Welcome to the first of a new ‘WTF’ video series we are trialling, where we go into the detail on some of the concerns and interesting elements we find in new vehicles. It is just a trial, so please feel free to leave any feedback or suggestions below. Would you like to see more of these types of videos? What topics would you like covered?
The first is ‘WTF is a digital side mirror, and what are the advantages?’ We’re using the Hyundai IONIQ 6 (review and 0-100 video test coming soon) as the foundation for this discussion. There are many other vehicles from other brands that are also introducing similar digital side mirror technologies.
Digital side mirrors promise a clearer view, including at night and in bad weather conditions. They also open up the possibility of displaying augmented information.
In the IONIQ 6’s case, the side view display is able to show line markings where the blind-spot begins, and where other vehicles need to be behind (an orange line) before it is safe to merge/change lanes.

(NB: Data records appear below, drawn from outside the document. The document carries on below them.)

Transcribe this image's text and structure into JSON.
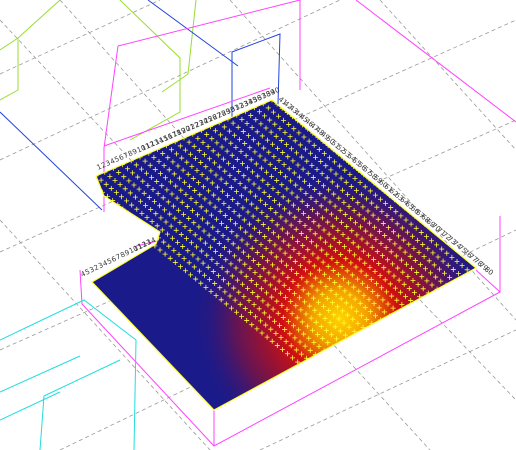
{
  "scene": {
    "view": "3D perspective viewport",
    "background_color": "#ffffff",
    "grid_color": "#9a9a9a",
    "mesh_fill": "#1a1a8a",
    "node_marker_color": "#ffff33",
    "node_label_color": "#3a3a3a",
    "heatmap_colors": [
      "#1a1a8a",
      "#8a1a3a",
      "#d01010",
      "#e85a00",
      "#ffd400"
    ],
    "wireframe_colors": {
      "room_box": "#ff44ff",
      "left_box": "#99dd33",
      "blue_plane": "#2244dd",
      "cyan_box": "#22dddd"
    },
    "node_labels_left": [
      "4",
      "5",
      "3",
      "2",
      "3",
      "4",
      "5",
      "6",
      "7",
      "8",
      "9",
      "10",
      "11",
      "12",
      "13",
      "14"
    ],
    "node_labels_back": [
      "1",
      "2",
      "3",
      "4",
      "5",
      "6",
      "7",
      "8",
      "9",
      "10",
      "11",
      "12",
      "13",
      "14",
      "15",
      "16",
      "17",
      "18",
      "19",
      "20",
      "21",
      "22",
      "23",
      "24",
      "25",
      "26",
      "27",
      "28",
      "29",
      "30",
      "31",
      "32",
      "33",
      "34",
      "35",
      "36",
      "37",
      "38",
      "39",
      "40"
    ],
    "node_labels_right": [
      "41",
      "42",
      "43",
      "44",
      "45",
      "46",
      "47",
      "48",
      "49",
      "50",
      "51",
      "52",
      "53",
      "54",
      "55",
      "56",
      "57",
      "58",
      "59",
      "60",
      "61",
      "62",
      "63",
      "64",
      "65",
      "66",
      "67",
      "68",
      "69",
      "70",
      "71",
      "72",
      "73",
      "74",
      "75",
      "76",
      "77",
      "78",
      "79",
      "80"
    ]
  }
}
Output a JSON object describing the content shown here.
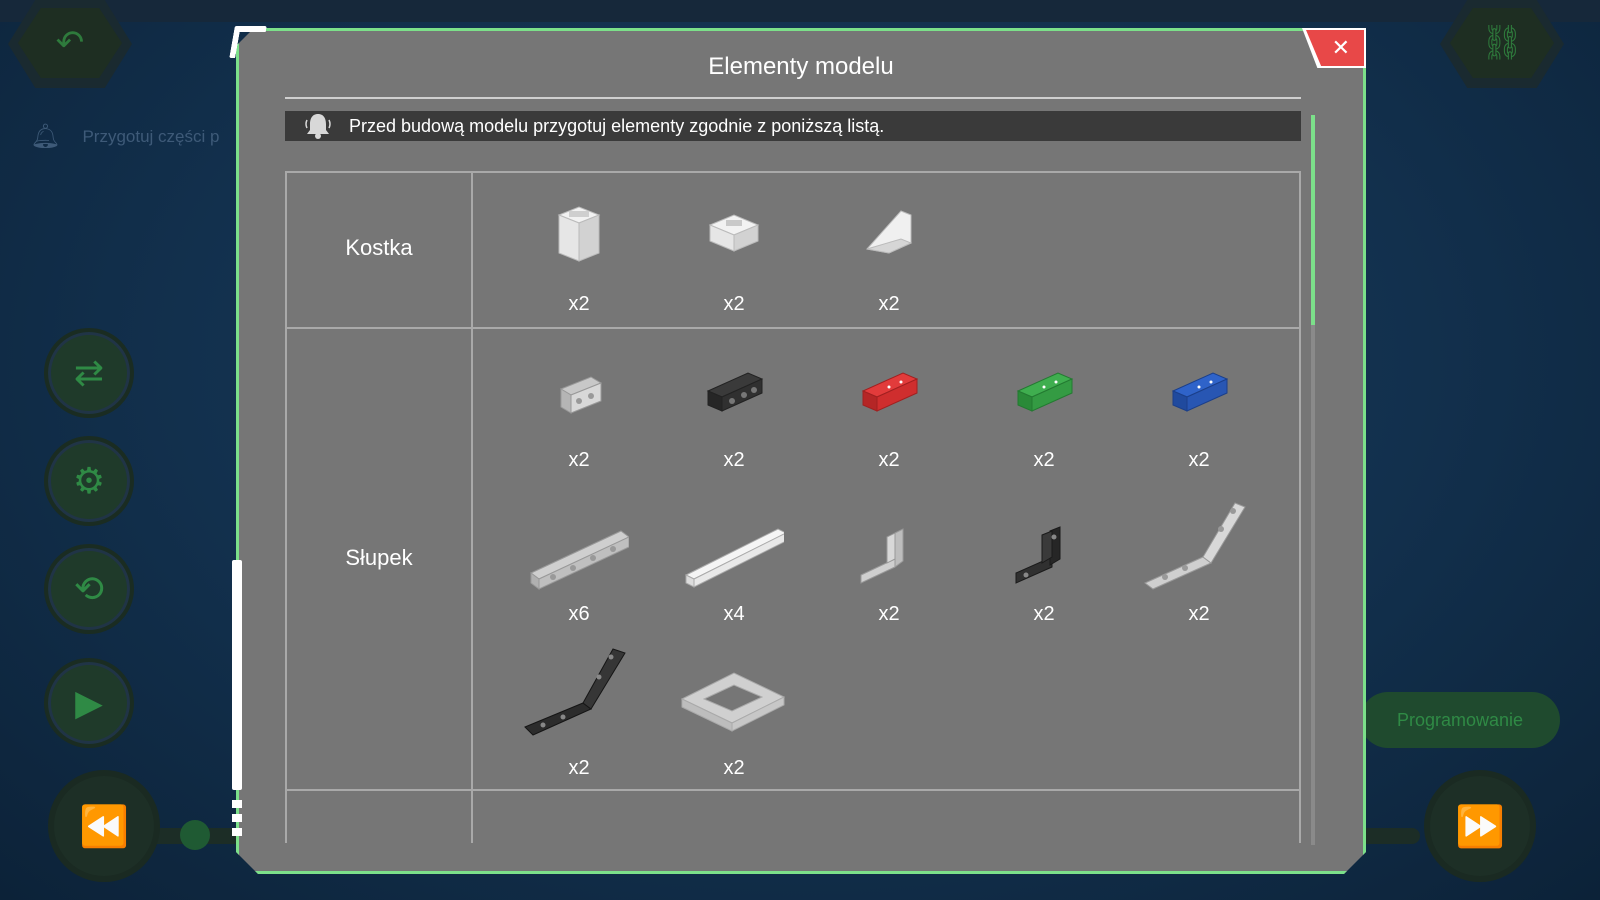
{
  "background": {
    "hint_text": "Przygotuj części p",
    "program_button": "Programowanie"
  },
  "modal": {
    "title": "Elementy modelu",
    "notice": "Przed budową modelu przygotuj elementy zgodnie z poniższą listą.",
    "close_symbol": "✕",
    "accent_color": "#7ce08a",
    "categories": [
      {
        "label": "Kostka",
        "items": [
          {
            "icon": "white-cube-block-icon",
            "qty": "x2"
          },
          {
            "icon": "white-half-cube-block-icon",
            "qty": "x2"
          },
          {
            "icon": "white-wedge-block-icon",
            "qty": "x2"
          }
        ]
      },
      {
        "label": "Słupek",
        "items": [
          {
            "icon": "gray-short-beam-icon",
            "qty": "x2"
          },
          {
            "icon": "black-short-beam-icon",
            "qty": "x2"
          },
          {
            "icon": "red-short-beam-icon",
            "qty": "x2"
          },
          {
            "icon": "green-short-beam-icon",
            "qty": "x2"
          },
          {
            "icon": "blue-short-beam-icon",
            "qty": "x2"
          },
          {
            "icon": "gray-long-beam-icon",
            "qty": "x6"
          },
          {
            "icon": "white-long-beam-icon",
            "qty": "x4"
          },
          {
            "icon": "gray-l-beam-icon",
            "qty": "x2"
          },
          {
            "icon": "black-l-beam-icon",
            "qty": "x2"
          },
          {
            "icon": "gray-angled-beam-icon",
            "qty": "x2"
          },
          {
            "icon": "black-angled-beam-icon",
            "qty": "x2"
          },
          {
            "icon": "white-frame-icon",
            "qty": "x2"
          }
        ]
      }
    ]
  }
}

Hyundai said:
“The cameras and OLED displays integrated with the dashboard offer a clearer, wider view than conventional side mirrors – even at night and in bad weather conditions.”
However, one disadvantage we’ve discovered is the inability to lean forward to widened the angle of view. With a conventional side mirror, it’s easy to just lean forward a little bit to expose a greater view. But with these digital displays, the view is a constant. You can change the angle of the camera using a typical four-axis pad, but this is mainly set-and-forget.

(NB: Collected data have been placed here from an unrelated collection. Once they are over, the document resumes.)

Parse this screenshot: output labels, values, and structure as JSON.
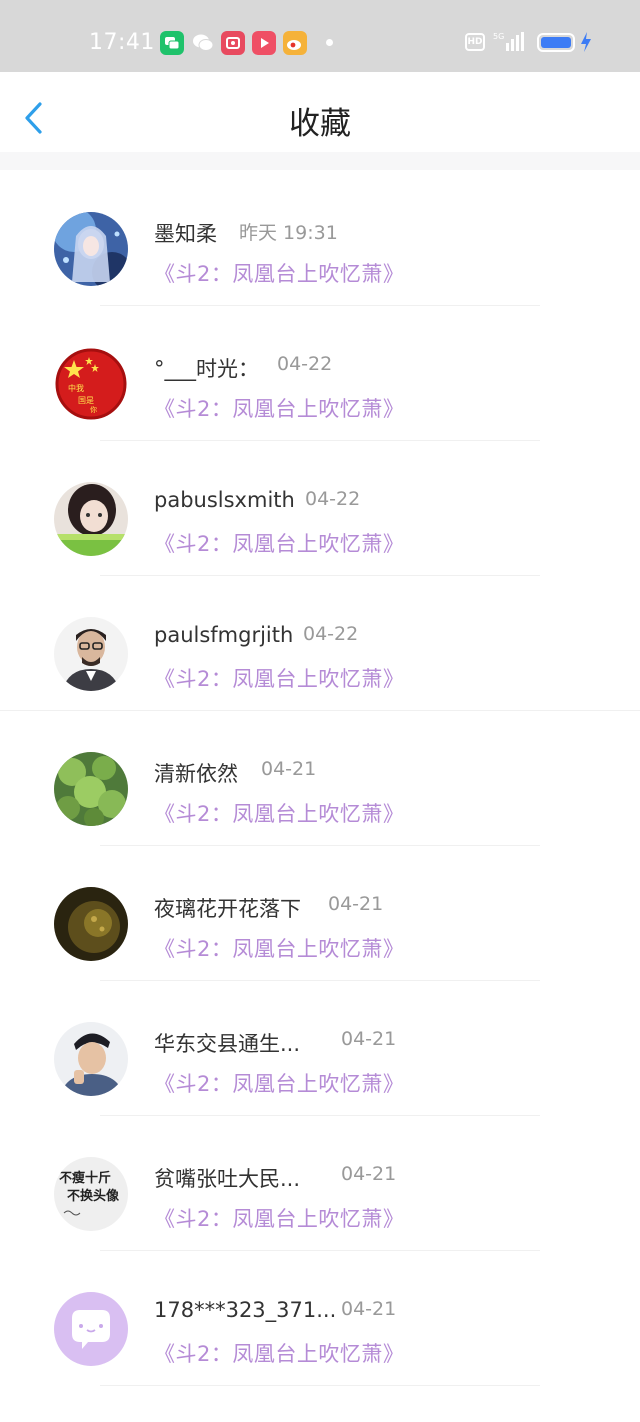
{
  "status_bar": {
    "time": "17:41",
    "hd": "HD",
    "network": "5G",
    "icons": [
      "messages-icon",
      "wechat-icon",
      "scan-app-icon",
      "video-app-icon",
      "weibo-icon"
    ]
  },
  "header": {
    "title": "收藏",
    "back_icon": "chevron-left-icon"
  },
  "colors": {
    "accent": "#2e9fea",
    "link": "#b58bd6",
    "time": "#999999",
    "status_bar_bg": "#d8d8d8"
  },
  "items": [
    {
      "name": "墨知柔",
      "time": "昨天 19:31",
      "link": "《斗2：凤凰台上吹忆萧》"
    },
    {
      "name": "°___时光：",
      "time": "04-22",
      "link": "《斗2：凤凰台上吹忆萧》"
    },
    {
      "name": "pabuslsxmith",
      "time": "04-22",
      "link": "《斗2：凤凰台上吹忆萧》"
    },
    {
      "name": "paulsfmgrjith",
      "time": "04-22",
      "link": "《斗2：凤凰台上吹忆萧》"
    },
    {
      "name": "清新依然",
      "time": "04-21",
      "link": "《斗2：凤凰台上吹忆萧》"
    },
    {
      "name": "夜璃花开花落下",
      "time": "04-21",
      "link": "《斗2：凤凰台上吹忆萧》"
    },
    {
      "name": "华东交县通生...",
      "time": "04-21",
      "link": "《斗2：凤凰台上吹忆萧》"
    },
    {
      "name": "贫嘴张吐大民...",
      "time": "04-21",
      "link": "《斗2：凤凰台上吹忆萧》"
    },
    {
      "name": "178***323_371...",
      "time": "04-21",
      "link": "《斗2：凤凰台上吹忆萧》"
    }
  ],
  "avatar_texts": {
    "flag_avatar": "中我国是你",
    "slogan_avatar_line1": "不瘦十斤",
    "slogan_avatar_line2": "不换头像"
  }
}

Another potential disadvantage is the cost in service and repair. If the camera is damaged or torn off completely, you could be up for a costly bill to replace the camera and even the screen if it’s a decent hit.
These types mirrors, or this technology, is optional on a number of vehicles at the moment, including from Audi, Honda and Lexus.
What do you think, do you like this idea and would you tick the option box if it were offered on your next new car?